Living Landscapes & Local Life

Bijolia is still ringed by jungles of Bhils, trees and the craggy silhouettes of the Aravalli hills; the tree barks even glimmer under moonlight. Villages thrive with simple dhabas (we grabbed delicious poha and tea) and locals eager to share stories. Although the Bijolia fort’s inner palace lies mostly in ruin and has been made into palaces where residents still live, the stories remain vivid. Folktales insist royal weddings once happened in the temple complex itself (though Chittorgarh’s records suggest otherwise). And the main gate of the fort was so cleverly camouflaged in the forest that passing armies rarely spotted it.

Onward to Chittorgarh

From Bijolia, the road continues to Chittorgarh (about a three-hour drive). The landscape slips from patchwork farmland into the dense forests of Bhilwara and the ancient folds of the Aravallis. The next halt: the legendary land of Bravehearts. Bijolia, quiet as it might seem, is the threshold to heroes and to stories that shaped the heart of Mewar.

 
The border of Mewar and Bundi in the Forest

The Roads Via Villages are like this

View from the top of the hill separating Bijolia and Bundi. The water body below is the water supply of Bundi Town, while the rough terrains also have a few mines of silver ore.

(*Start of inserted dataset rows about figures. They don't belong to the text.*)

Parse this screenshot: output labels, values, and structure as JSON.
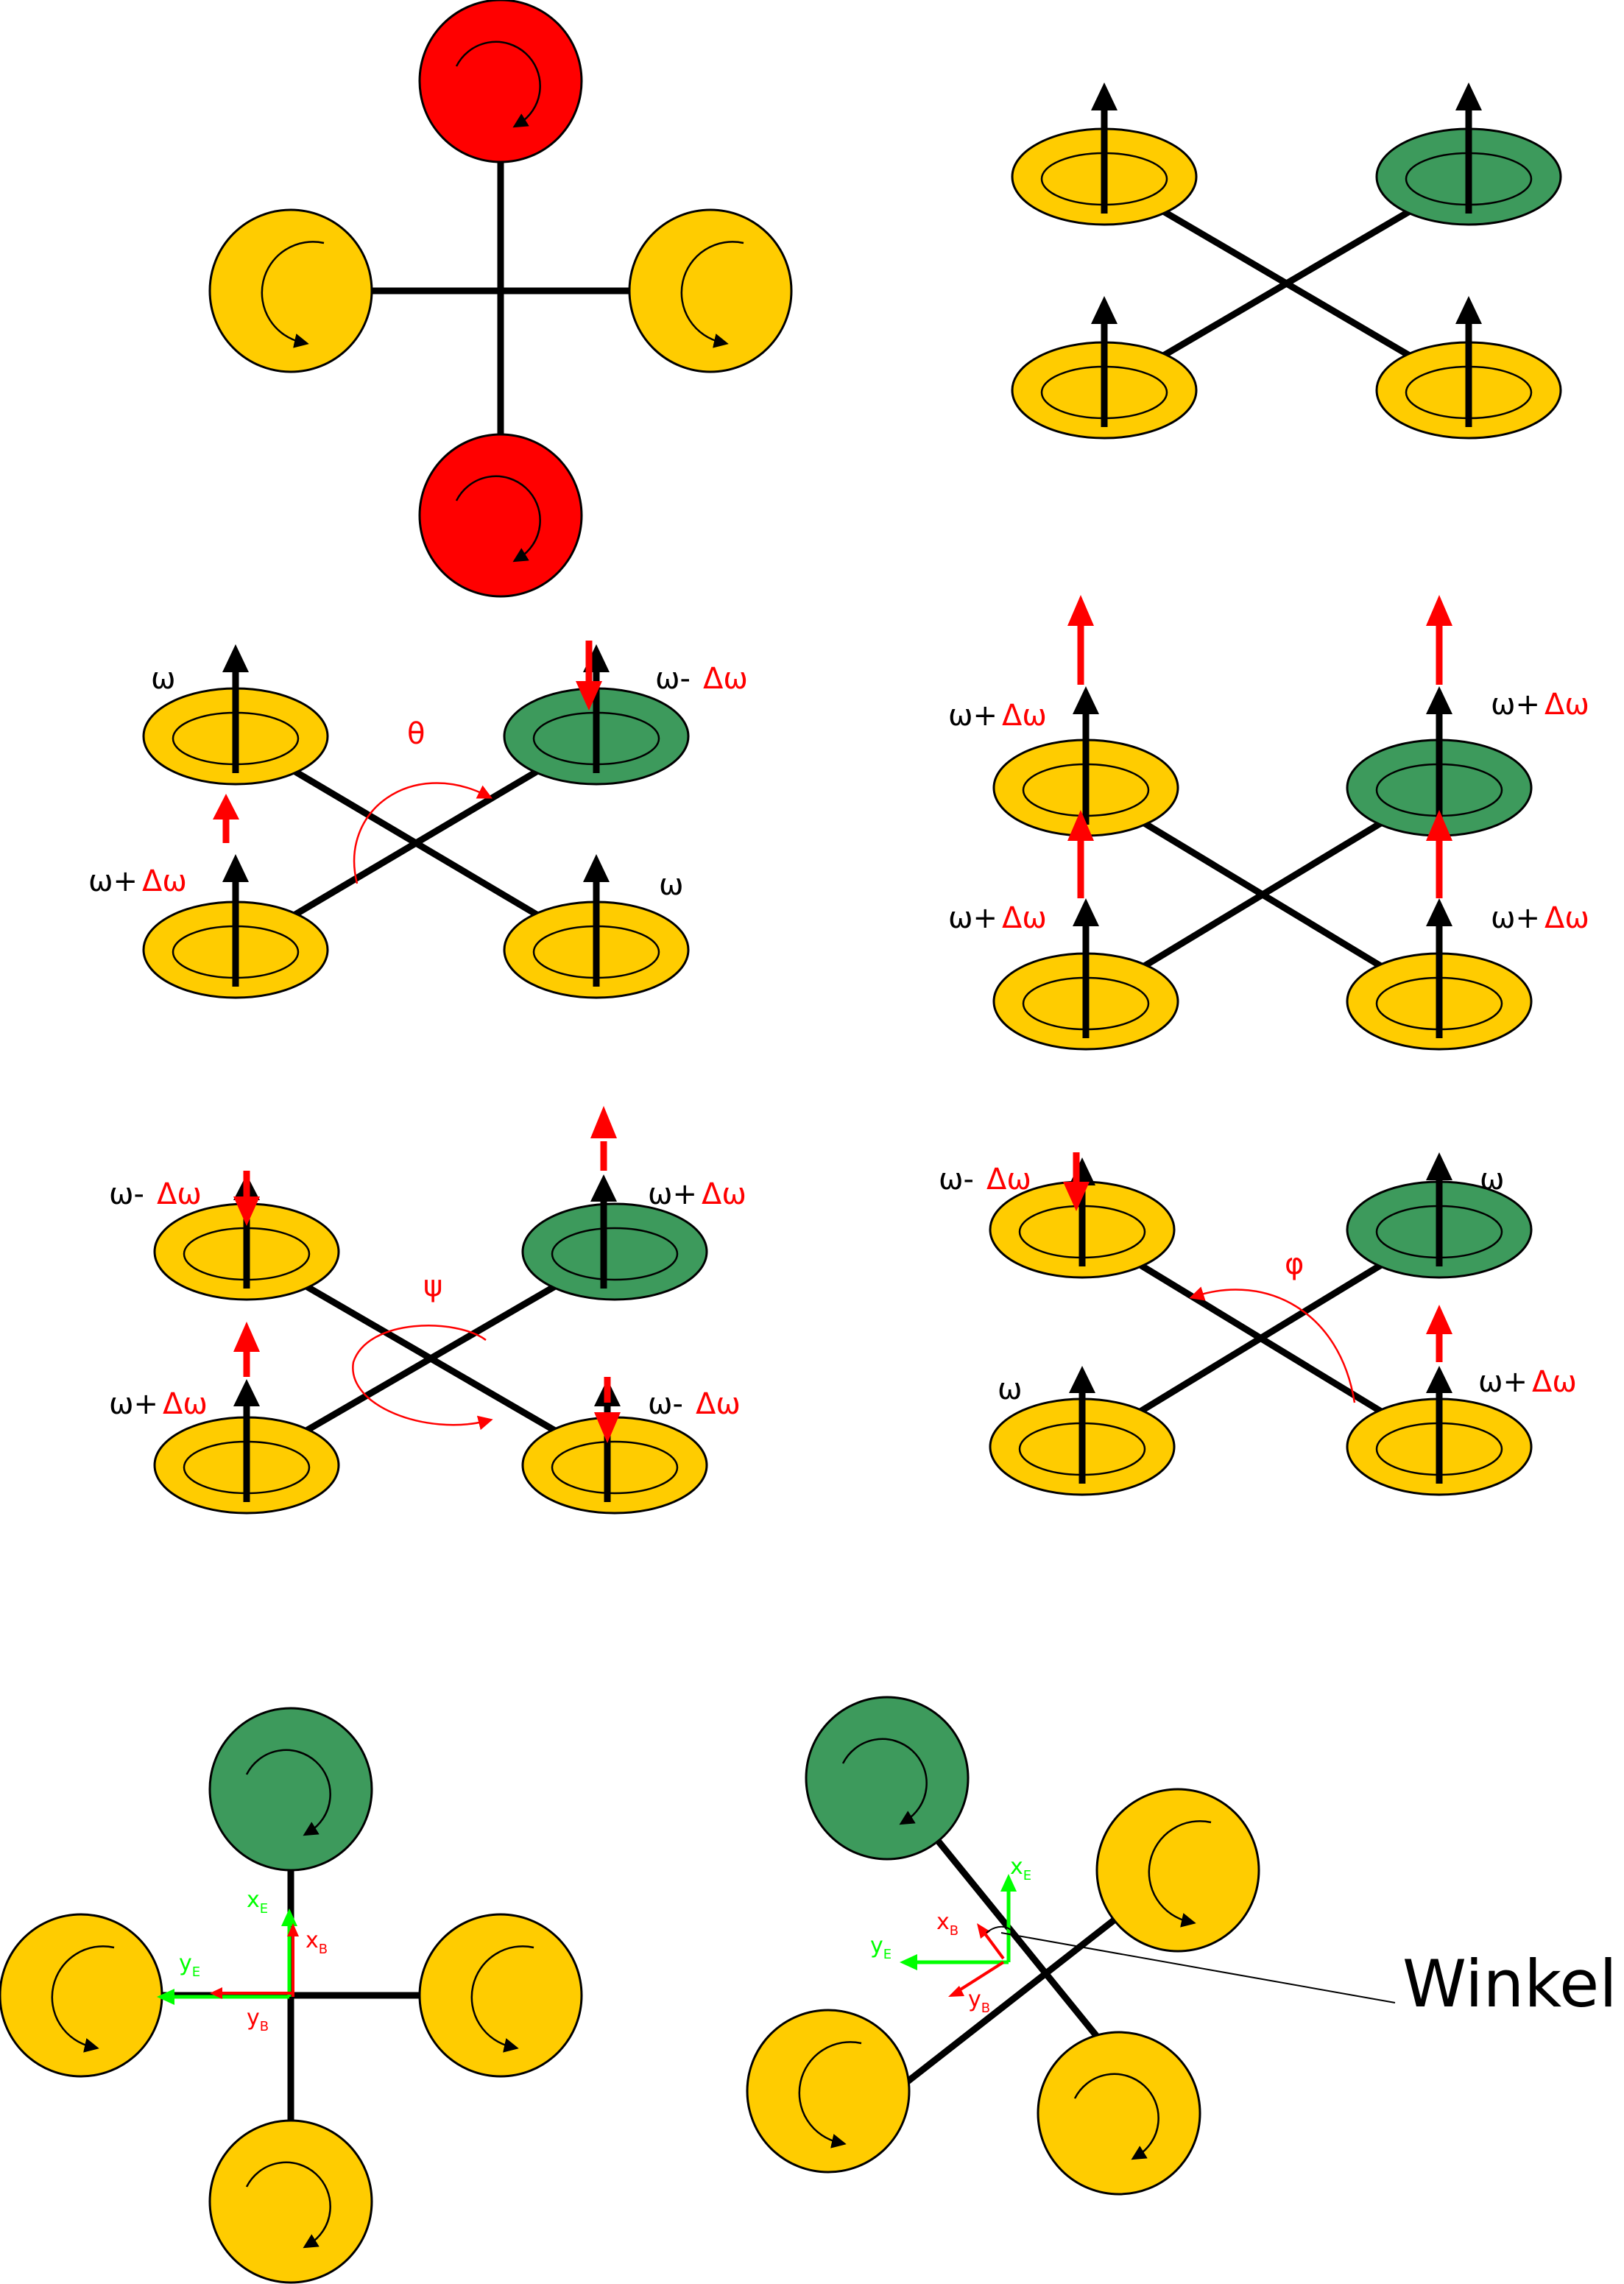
{
  "colors": {
    "yellow": "#FFCC00",
    "green": "#3D9A5C",
    "red": "#FF0000",
    "black": "#000000",
    "axis_green": "#00FF00"
  },
  "labels": {
    "w": "ω",
    "w_minus": "ω-",
    "w_plus": "ω+",
    "dw": "Δω",
    "theta": "θ",
    "psi": "ψ",
    "phi": "φ",
    "x": "x",
    "y": "y",
    "sub_E": "E",
    "sub_B": "B",
    "winkel_psi": "Winkel psi"
  }
}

Bhimlat Waterfalls that marked the Border of Bundi and Mewar

Bijolia Jheel


New Town Of Bijolia


Bijolia Fort wall

Road in old Bijolia

The wall of the Fort in Bijolia is in ruins.



The Magnificent carvings at the temples of Bijolia
The Mahakal Shiva temple is still a place of Worship for the Villagers
Interiors Of The Royal Temple of Bijolia
The Royal Temple exteriors
These elephants and people depict war scenes from the epics of India
A Vishnu statue was now broken
The smallest temple in the complex
The Mandakini Bawri, water here arrives from the Mandakini Kund nearby.



Menal Temple Complex



The temple was broken by Aurangzeb.




Bhilwara Forests

Aravallis at a distance


These local trees make the forests look beautiful, and the barks shine in the moonlight as well.

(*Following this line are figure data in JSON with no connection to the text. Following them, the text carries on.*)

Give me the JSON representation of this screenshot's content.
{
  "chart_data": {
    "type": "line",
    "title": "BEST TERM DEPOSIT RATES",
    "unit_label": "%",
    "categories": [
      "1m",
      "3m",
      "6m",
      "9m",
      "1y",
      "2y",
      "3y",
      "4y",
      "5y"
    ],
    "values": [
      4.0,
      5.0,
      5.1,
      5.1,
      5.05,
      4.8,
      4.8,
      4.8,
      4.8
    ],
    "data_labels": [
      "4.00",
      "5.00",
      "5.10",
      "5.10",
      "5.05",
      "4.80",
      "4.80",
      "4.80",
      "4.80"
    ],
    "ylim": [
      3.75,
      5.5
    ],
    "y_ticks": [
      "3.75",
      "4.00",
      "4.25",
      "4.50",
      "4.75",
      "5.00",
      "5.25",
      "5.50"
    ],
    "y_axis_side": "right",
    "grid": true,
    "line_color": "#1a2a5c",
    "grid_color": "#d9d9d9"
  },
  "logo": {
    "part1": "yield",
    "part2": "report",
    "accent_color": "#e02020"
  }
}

I was walking down the streets of Bijoliya into its temple complex just outside the fort walls, and at Menal near the Mahanal waterfalls. After a serene, silent view of the Bhimlat Waterfalls on the way from Bundi, we stopped by the Bijoliya Lake, where local myths suggest that Maharana Pratap found his loyal steed Chetak in a popular cattle fair. The central temple of the Temple Complex is the Mahakal Parvati Temple. Three main temples erected between the 11th and 13th centuries dedicated to Lord Shiva stand in the area. The larger temple still serves as a place of worship, while the older, more intimate shrine was once reserved for Mewar’s royal family. The Mandakini Bawri (stepwell) divides the royal and common temples, its pristine water drawn from the nearby Mandakini Kund.

Marvellous carvings decorate every surface: rows of elephants, scenes from Indian epics, and centuries-old statues depicting avatars of Vishnu outside the shrine of Shiva. Gangaur remains a local highlight to this day, echoing the royal celebrations of centuries past.

Bijoliya, literally translating to the stop between two cities, always welcomed weary travellers from Bundi and Chittorgarh as it was strategically situated on the border. Although the fort was the house of Mewar's old Royals, the Punwar/Parmar Chauhans, this fort was rebuilt by Rana Kumbha. As I talked to locals, they told me tales of how thirteen-year-old Kunwar Pratap first came to Bijoliya on the way to meet his ally Surjan Singh of Bundi, who later married his sister. His frequent visits led to his meeting with Ajbante Kanwar, the daughter of the Samant of Bijoliya, whom he chose to be his chief queen. "Yeh sasural hai Maharana Pratap ki" is how they describe their pride in the past, even today.

The writer in me could not help but wonder how, a mere 450 years back, Pratap and Ajabdeh would have explored these temple complexes, offered their prayers and somewhere in between the heavily guarded palace walls and these sanctums of worship, found an everlasting love and trust in each other.